The www method is an alias to the self method. This method returns the current scraper application instance.

store

The store method is a shortcut to the WWW:Mechanize save_content method. This method returns dumps the contents of the current page into the specified file. If the content-type does not begin with 'text', the content is saved as binary data. If the store method is passed a URI and a File Path, then it will follow the link, store the contents in the file and return to the previous page.

download

The download method is an alias to the store method.

list

The list method is an aesthetically pleasing method of dereferencing an arrayref. This method dies if the argument is not an arrayref.

foreach my $item (list var->{items}) {
    ...
}

fst

The fst (first) method shifts the passed in arrayref returning the first element in the array shortening it by one.

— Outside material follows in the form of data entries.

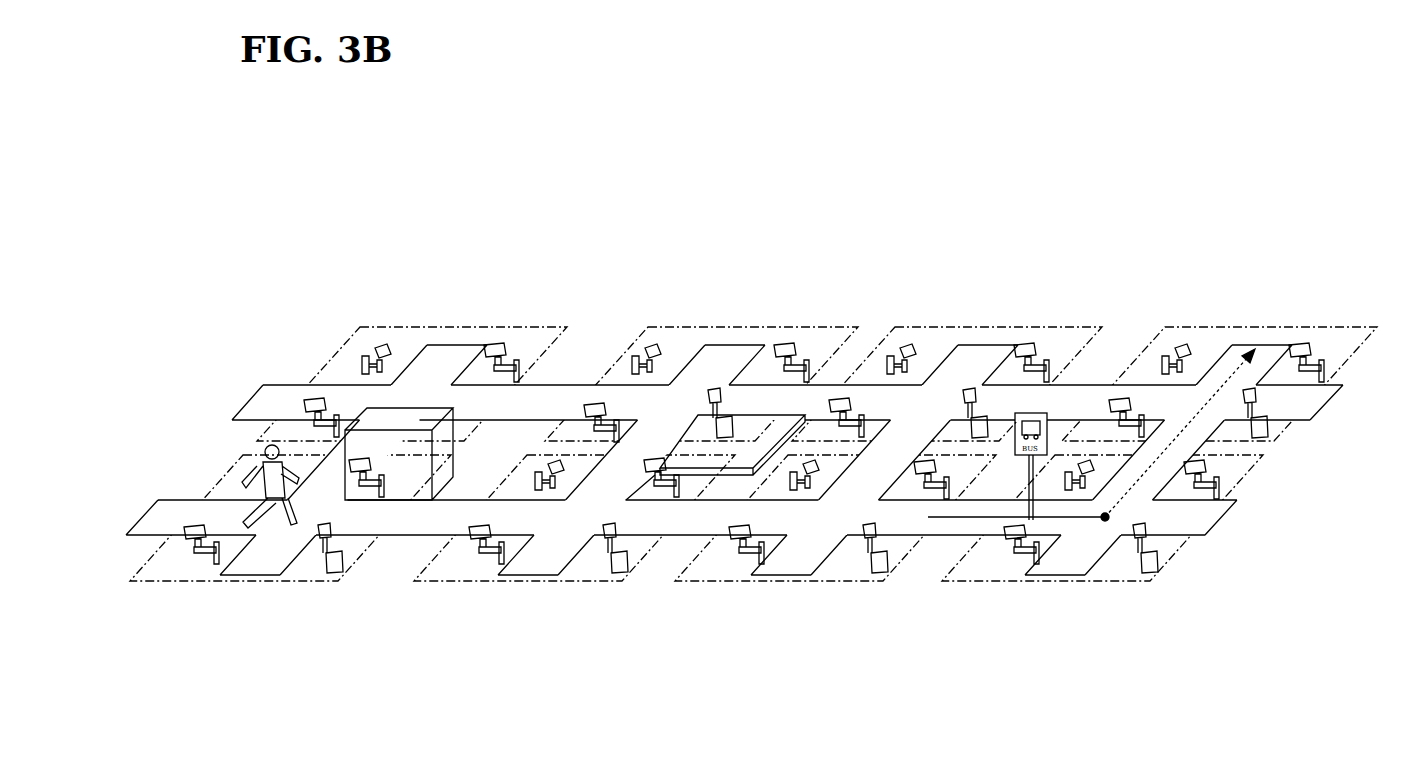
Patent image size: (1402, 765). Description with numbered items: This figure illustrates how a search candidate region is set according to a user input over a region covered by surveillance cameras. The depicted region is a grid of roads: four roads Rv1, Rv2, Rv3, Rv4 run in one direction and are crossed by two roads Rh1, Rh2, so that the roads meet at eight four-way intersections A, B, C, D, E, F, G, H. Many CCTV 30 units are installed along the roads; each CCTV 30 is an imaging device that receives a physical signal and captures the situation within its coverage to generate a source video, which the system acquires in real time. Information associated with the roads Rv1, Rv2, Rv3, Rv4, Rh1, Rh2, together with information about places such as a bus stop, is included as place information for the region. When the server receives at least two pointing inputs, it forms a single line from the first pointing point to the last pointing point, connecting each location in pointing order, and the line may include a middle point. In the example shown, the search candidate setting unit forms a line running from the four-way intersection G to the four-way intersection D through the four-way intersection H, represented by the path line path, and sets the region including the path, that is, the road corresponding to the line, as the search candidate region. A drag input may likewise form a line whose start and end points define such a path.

The CCTV 30 is at (372, 352).
The four-way intersection A is at (525, 328).
The four-way intersection B is at (818, 330).
The four-way intersection C is at (1066, 330).
The four-way intersection D is at (1325, 330).
The four-way intersection E is at (179, 582).
The four-way intersection F is at (473, 583).
The four-way intersection G is at (854, 583).
The four-way intersection H is at (1106, 583).
The road Rv1 is at (457, 342).
The road Rv2 is at (755, 344).
The road Rv3 is at (983, 344).
The road Rv4 is at (1258, 344).
The road Rh1 is at (248, 397).
The road Rh2 is at (140, 510).
The path line path is at (1197, 412).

var foo => fst grab '.class', { name => 'TEXT' };

lst

The lst (last) method pops the passed in arrayref returning the last element in the array shortening it by one.

var foo => lst grab '.class', { name => 'TEXT' };

AUTHOR

Al Newkirk <awncorp@cpan.org>

COPYRIGHT AND LICENSE

This software is copyright (c) 2010 by awncorp.

This is free software; you can redistribute it and/or modify it under the same terms as the Perl 5 programming language system itself.